UniPercept: Towards Unified Perceptual-Level Image Understanding across Aesthetics, Quality, Structure, and Texture
Shuo Cao, Jiayang Li, Xiaohui Li, Yuandong Pu, Kaiwen Zhu, Yuanting Gao, Siqi Luo, Yi Xin, Qi Qin, Yu Zhou, Xiangyu Chen, Wenlong Zhang, Bin Fu, Yu Qiao, Yihao Liu
2025-12-29
Summary
This paper focuses on how well AI models that can 'see' and 'understand' images, called Multimodal Large Language Models, actually grasp the subtle details of what makes an image visually appealing or flawed – things like how aesthetically pleasing it is, its quality, and its textures.
What's the problem?
Current AI models are pretty good at identifying *what* is in an image, like recognizing a cat or a car, but they struggle with understanding the more nuanced, human-level aspects of an image. They can't easily judge if an image is beautiful, blurry, or has interesting patterns. There wasn't a good way to systematically test and improve these 'perceptual' abilities in these models.
What's the solution?
The researchers created a new testing framework called UniPercept-Bench, which includes a detailed system for defining and measuring perceptual image understanding across areas like aesthetics and quality. They also built large datasets to use for testing. Then, they developed a new AI model, UniPercept, and trained it using a special method that helps it adapt to different visual tasks and learn from rewards, making it better at these perceptual judgments.
Why it matters?
This work is important because it provides a standard way to evaluate and improve how well AI understands images on a deeper, more human-like level. This isn't just about making prettier pictures; it's crucial for applications like improving image generation AI, helping AI give better feedback on photos, and ultimately building AI that can truly 'see' the world as we do.
Abstract
Multimodal large language models (MLLMs) have achieved remarkable progress in visual understanding tasks such as visual grounding, segmentation, and captioning.
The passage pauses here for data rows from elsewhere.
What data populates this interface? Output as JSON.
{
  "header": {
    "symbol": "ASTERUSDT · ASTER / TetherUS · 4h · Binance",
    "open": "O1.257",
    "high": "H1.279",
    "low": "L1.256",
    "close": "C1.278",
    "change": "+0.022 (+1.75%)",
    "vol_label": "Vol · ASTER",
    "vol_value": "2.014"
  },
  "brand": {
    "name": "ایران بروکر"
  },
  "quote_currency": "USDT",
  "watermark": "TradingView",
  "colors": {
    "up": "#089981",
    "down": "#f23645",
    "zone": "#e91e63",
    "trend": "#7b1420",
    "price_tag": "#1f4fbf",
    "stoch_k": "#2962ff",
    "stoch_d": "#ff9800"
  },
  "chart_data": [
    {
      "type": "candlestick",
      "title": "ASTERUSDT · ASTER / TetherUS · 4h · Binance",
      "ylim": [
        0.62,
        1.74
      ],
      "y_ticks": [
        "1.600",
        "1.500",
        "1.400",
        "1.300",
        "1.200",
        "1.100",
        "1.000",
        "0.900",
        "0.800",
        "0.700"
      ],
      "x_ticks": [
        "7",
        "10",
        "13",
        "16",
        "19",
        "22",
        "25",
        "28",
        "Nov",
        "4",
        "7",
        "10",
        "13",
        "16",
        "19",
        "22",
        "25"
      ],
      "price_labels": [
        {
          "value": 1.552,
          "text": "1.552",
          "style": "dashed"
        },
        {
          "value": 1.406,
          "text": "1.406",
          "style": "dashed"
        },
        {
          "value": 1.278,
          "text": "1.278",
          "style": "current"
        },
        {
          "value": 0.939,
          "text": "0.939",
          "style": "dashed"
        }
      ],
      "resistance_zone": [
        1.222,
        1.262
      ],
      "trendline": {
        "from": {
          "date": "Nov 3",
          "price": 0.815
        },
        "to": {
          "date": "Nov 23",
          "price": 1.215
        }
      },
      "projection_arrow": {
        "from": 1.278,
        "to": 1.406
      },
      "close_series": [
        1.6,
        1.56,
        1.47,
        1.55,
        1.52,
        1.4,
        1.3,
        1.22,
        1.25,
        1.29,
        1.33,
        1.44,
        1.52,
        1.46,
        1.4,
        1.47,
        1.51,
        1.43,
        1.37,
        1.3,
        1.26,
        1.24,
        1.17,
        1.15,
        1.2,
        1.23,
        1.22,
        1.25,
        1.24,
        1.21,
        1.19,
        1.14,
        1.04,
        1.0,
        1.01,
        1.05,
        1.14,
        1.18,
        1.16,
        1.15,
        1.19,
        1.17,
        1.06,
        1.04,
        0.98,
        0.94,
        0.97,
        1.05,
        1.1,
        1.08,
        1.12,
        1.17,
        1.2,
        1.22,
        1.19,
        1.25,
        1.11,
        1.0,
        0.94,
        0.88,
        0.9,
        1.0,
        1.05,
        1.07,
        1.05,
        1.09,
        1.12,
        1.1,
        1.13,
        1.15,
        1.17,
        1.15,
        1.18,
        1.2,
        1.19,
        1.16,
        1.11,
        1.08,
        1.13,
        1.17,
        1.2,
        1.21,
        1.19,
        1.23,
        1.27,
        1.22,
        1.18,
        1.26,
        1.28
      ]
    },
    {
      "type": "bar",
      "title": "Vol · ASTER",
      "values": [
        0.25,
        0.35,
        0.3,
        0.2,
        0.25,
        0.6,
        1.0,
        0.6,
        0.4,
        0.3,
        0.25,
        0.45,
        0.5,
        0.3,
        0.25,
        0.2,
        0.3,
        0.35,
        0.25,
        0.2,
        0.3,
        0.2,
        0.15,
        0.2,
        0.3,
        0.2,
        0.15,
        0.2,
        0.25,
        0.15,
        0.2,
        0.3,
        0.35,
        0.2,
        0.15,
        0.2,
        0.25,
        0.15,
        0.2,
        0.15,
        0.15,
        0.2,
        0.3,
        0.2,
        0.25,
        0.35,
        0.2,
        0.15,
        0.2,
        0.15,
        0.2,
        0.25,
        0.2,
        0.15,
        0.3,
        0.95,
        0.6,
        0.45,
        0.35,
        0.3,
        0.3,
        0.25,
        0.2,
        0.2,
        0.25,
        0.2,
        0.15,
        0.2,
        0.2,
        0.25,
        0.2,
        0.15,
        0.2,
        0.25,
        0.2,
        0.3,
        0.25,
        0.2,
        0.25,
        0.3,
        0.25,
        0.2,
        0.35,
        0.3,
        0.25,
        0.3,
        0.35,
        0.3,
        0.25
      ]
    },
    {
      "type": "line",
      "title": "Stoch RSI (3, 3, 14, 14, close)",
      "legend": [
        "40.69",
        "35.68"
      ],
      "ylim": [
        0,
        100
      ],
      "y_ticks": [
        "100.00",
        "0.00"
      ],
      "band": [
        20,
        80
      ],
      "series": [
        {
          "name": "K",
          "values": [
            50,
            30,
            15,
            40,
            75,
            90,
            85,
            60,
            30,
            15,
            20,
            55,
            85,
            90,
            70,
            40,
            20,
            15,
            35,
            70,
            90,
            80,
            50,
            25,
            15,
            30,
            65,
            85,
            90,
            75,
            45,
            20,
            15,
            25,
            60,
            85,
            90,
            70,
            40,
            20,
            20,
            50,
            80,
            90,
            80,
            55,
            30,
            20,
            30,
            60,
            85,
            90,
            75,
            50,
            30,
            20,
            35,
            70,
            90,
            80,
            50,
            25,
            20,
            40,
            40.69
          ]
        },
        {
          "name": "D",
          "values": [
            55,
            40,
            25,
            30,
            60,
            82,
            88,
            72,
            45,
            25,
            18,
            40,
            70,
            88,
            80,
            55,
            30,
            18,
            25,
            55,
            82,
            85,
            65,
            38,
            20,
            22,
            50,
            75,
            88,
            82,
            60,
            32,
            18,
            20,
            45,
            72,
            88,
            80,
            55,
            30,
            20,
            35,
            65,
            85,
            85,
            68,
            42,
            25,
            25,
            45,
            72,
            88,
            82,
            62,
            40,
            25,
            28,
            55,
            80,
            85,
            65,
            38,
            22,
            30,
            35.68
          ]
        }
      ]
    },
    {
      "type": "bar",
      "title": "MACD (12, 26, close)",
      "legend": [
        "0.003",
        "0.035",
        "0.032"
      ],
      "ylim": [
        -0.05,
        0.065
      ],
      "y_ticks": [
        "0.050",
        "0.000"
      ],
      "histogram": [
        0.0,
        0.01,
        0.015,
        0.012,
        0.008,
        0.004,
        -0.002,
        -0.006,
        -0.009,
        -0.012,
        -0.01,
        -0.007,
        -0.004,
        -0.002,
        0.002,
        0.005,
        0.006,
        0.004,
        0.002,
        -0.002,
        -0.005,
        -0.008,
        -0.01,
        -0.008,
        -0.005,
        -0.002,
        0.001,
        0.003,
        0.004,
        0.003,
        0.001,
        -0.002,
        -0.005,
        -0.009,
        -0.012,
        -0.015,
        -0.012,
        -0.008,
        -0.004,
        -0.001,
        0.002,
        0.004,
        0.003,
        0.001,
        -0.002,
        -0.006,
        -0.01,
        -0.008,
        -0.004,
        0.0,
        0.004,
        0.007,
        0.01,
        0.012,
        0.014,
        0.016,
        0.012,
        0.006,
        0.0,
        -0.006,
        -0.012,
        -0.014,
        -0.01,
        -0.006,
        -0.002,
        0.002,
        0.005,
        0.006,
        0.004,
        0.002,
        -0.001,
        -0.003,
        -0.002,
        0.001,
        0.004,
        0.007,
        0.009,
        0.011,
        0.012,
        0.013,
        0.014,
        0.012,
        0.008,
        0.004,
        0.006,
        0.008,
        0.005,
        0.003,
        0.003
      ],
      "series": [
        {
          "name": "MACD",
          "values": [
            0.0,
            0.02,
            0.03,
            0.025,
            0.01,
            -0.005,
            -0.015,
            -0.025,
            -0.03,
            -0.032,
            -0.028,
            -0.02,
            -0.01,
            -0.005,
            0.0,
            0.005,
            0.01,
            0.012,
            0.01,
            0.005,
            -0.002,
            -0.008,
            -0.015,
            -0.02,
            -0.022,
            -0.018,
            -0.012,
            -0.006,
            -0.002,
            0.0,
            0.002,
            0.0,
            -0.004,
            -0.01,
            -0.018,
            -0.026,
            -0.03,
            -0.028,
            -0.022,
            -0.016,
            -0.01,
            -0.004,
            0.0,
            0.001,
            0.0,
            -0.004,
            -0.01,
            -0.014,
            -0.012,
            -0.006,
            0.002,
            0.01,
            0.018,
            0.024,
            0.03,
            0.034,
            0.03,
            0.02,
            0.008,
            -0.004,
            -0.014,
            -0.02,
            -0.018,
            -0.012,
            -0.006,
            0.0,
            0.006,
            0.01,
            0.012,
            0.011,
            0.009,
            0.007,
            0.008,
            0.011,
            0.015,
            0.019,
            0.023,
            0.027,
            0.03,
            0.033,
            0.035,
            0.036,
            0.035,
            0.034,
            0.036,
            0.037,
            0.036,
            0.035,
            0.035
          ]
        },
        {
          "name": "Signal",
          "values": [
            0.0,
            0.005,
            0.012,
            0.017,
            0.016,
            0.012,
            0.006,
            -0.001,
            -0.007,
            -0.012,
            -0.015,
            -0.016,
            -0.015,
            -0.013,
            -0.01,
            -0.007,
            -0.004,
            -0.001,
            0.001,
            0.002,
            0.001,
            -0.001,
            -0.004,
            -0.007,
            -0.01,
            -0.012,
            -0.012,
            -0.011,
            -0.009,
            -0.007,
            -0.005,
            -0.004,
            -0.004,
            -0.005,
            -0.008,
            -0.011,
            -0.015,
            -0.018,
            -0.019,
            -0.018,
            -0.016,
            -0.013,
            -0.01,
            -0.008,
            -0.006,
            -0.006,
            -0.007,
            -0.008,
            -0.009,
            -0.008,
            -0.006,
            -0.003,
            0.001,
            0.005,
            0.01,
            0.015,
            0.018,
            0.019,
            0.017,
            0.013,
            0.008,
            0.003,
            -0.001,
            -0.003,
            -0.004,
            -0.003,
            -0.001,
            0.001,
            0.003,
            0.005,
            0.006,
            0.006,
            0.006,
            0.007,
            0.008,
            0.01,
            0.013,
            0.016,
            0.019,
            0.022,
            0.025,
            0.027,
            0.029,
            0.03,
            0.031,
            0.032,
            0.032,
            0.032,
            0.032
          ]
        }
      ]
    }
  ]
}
However, their ability to perceive perceptual-level image features remains limited. In this work, we present UniPercept-Bench, a unified framework for perceptual-level image understanding across three key domains: Aesthetics, Quality, Structure and Texture. We establish a hierarchical definition system and construct large-scale datasets to evaluate perceptual-level image understanding. Based on this foundation, we develop a strong baseline UniPercept trained via Domain-Adaptive Pre-Training and Task-Aligned RL, enabling robust generalization across both Visual Rating (VR) and Visual Question Answering (VQA) tasks. UniPercept outperforms existing MLLMs on perceptual-level image understanding and can serve as a plug-and-play reward model for text-to-image generation. This work defines Perceptual-Level Image Understanding in the era of MLLMs and, through the introduction of a comprehensive benchmark together with a strong baseline, provides a solid foundation for advancing perceptual-level multimodal image understanding.